Fomalhaut · 技术社区 · 7 年前

我有一张这样的访问表:

time                   | user_id
--------------------------------
2018-05-01 00:00:00+02 | 56
2018-05-01 00:00:00+02 | 64
2018-05-01 00:00:00+02 | 56
2018-05-02 00:00:00+02 | 27
2018-05-02 00:00:00+02 | 64
...

我想请求Postgres数据库提供每个日期的活动用户数量。如果用户在过去30天内有10个不同日期的访问,则该用户处于活动状态。例如,对于2018-05-22日期的数量,查询将是:

select count(*) from (
    select
        user_id,
        count(distinct time::date) as cnt
    from visit
    where
        time::date > '2018-05-22'::date - interval '30 days'
    group by user_id
    having count(distinct time::date) >= 10
    order by cnt desc
) t

结果是一个数字。它工作正常。
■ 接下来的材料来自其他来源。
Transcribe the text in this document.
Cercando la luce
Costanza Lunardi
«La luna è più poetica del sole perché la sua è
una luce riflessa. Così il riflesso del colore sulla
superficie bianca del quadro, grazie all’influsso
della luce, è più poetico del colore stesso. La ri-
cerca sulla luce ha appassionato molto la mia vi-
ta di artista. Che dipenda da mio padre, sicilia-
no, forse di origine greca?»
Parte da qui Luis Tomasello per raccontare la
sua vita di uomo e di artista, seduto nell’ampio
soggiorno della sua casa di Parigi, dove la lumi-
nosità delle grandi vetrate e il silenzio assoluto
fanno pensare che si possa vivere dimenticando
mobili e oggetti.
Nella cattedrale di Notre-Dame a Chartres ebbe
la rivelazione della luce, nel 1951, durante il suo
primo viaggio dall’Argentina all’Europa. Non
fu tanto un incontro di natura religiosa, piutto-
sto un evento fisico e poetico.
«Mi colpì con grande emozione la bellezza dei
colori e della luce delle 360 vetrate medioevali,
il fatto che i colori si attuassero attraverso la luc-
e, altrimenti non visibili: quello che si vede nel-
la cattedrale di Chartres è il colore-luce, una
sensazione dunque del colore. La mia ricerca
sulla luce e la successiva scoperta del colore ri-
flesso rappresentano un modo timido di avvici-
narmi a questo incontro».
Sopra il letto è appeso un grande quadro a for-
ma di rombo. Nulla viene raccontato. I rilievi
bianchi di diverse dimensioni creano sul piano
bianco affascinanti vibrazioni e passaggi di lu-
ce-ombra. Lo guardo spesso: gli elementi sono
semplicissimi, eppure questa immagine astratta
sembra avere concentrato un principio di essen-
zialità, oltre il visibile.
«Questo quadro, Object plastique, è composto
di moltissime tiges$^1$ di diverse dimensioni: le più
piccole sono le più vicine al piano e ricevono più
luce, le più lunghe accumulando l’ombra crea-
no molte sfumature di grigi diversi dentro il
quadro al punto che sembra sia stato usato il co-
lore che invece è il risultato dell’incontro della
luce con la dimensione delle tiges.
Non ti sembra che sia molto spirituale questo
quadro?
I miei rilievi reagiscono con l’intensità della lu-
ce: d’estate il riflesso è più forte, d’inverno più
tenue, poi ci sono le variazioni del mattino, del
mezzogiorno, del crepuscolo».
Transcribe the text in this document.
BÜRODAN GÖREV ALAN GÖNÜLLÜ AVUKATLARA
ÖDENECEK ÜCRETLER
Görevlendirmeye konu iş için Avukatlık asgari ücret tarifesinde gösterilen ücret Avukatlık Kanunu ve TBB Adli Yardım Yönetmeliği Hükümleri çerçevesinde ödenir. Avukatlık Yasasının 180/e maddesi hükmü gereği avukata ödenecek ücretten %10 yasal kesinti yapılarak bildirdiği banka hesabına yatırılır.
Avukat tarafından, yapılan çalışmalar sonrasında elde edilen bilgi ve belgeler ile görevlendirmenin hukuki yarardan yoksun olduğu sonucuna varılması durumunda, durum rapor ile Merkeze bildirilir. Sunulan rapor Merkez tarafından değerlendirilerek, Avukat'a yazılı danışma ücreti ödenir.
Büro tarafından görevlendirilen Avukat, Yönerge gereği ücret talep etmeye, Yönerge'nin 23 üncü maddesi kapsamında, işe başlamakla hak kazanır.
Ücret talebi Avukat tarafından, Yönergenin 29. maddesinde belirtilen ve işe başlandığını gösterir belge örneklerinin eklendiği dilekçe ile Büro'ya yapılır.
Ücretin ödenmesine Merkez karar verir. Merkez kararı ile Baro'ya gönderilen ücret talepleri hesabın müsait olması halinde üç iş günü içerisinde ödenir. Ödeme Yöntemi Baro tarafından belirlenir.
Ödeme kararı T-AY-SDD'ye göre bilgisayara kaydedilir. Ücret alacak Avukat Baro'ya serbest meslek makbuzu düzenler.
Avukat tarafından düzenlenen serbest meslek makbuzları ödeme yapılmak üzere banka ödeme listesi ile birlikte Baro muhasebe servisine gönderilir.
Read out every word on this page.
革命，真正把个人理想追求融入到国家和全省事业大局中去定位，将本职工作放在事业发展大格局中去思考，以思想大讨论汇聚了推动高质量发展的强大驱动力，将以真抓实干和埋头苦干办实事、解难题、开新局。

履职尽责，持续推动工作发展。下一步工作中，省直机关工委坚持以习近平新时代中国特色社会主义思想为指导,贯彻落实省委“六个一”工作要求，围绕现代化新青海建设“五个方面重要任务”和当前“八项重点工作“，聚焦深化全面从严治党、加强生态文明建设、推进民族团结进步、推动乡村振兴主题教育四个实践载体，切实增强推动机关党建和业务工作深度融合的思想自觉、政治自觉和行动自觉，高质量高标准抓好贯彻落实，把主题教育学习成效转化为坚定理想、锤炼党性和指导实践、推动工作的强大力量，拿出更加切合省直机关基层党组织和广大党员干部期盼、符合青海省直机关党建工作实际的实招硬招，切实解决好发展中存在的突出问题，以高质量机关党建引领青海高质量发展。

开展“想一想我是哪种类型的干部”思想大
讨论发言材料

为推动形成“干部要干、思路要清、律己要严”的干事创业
为了从某个时间序列中获取每个日期的数量,我应该在此查询中修改什么?所需结果如下:

date       | quantity
---------------------
2018-05-01 | 38
2018-05-02 | 26
2018-05-03 | 35
2018-05-04 | 44
...

2 回复 | 直到 7 年前

MatBailie 7 年前

首先,创建一个日历表,其中包含您需要的所有日期。

说,从 '1900-01-01' 到 '2099-12-31' ?

那么它基本上是一个 JOIN …

SELECT
    calendar_date, count(*)
FROM
(
    SELECT
        CALENDAR_TABLE.calendar_date,
        visit.user_id,
        COUNT(DISTINCT visit.time::date) as cnt
    FROM
        CALENDAR_TABLE
    INNER JOIN
        visit
            ON  visit.time >= CALENDAR_TABLE.calendar_date - interval '30 days'
            AND visit.time <  CALENDAR_TABLE.calendar_date + interval '01 days'
    WHERE
        CALENDAR_TABLE.calendar_date BETWEEN '2018-05-01' AND '2018-05-22'
    GROUP BY
        CALENDAR_TABLE.calendar_date,
        visit.user_id
    HAVING
        COUNT(DISTINCT visit.time::date) >= 10
) t
GROUP BY
    calendar_date

或者…

SELECT
    calendar_date, count(*)
FROM
(
    SELECT
        CALENDAR_TABLE.calendar_date,
        visit.user_id,
        COUNT(*) as cnt
    FROM
        CALENDAR_TABLE
    INNER JOIN
    (
        SELECT
           user_id,
           time::date   AS user_date
        FROM
           visit
        GROUP BY
           user_id,
           time::date
    )
        visit
            ON  visit.user_date >= CALENDAR_TABLE.calendar_date - interval '30 days'
            AND visit.user_date <  CALENDAR_TABLE.calendar_date + interval '01 days'
    WHERE
        CALENDAR_TABLE.calendar_date BETWEEN '2018-05-01' AND '2018-05-22'
    GROUP BY
        CALENDAR_TABLE.calendar_date,
        visit.user_id
    HAVING
        COUNT(*) >= 10
) t
GROUP BY
    calendar_date

这可能会减少内存开销,但可能会使联接和筛选速度变慢…

Gordon Linoff 7 年前

最简单的方法是 generate_series() :

select g.dte, count(*)
from (select g.dte, v.user_id, count(distinct v.time::date) as cnt
      from generate_series('2018-05-01'::date, '2018-05-22'::date, interval '1 day') g(dte) left join
           visit v
           on v.time::date <= g.dte and
              v.time::date > '2018-05-22'::date - interval '30 days'
      group by g.dte, v.user_id
      having count(distinct v.time::date) >= 10
     ) vd
group by g.dte
order by g.dte;

如果您有大量的数据,可能会有更快的方法。如果这是个问题,请再问一个问题。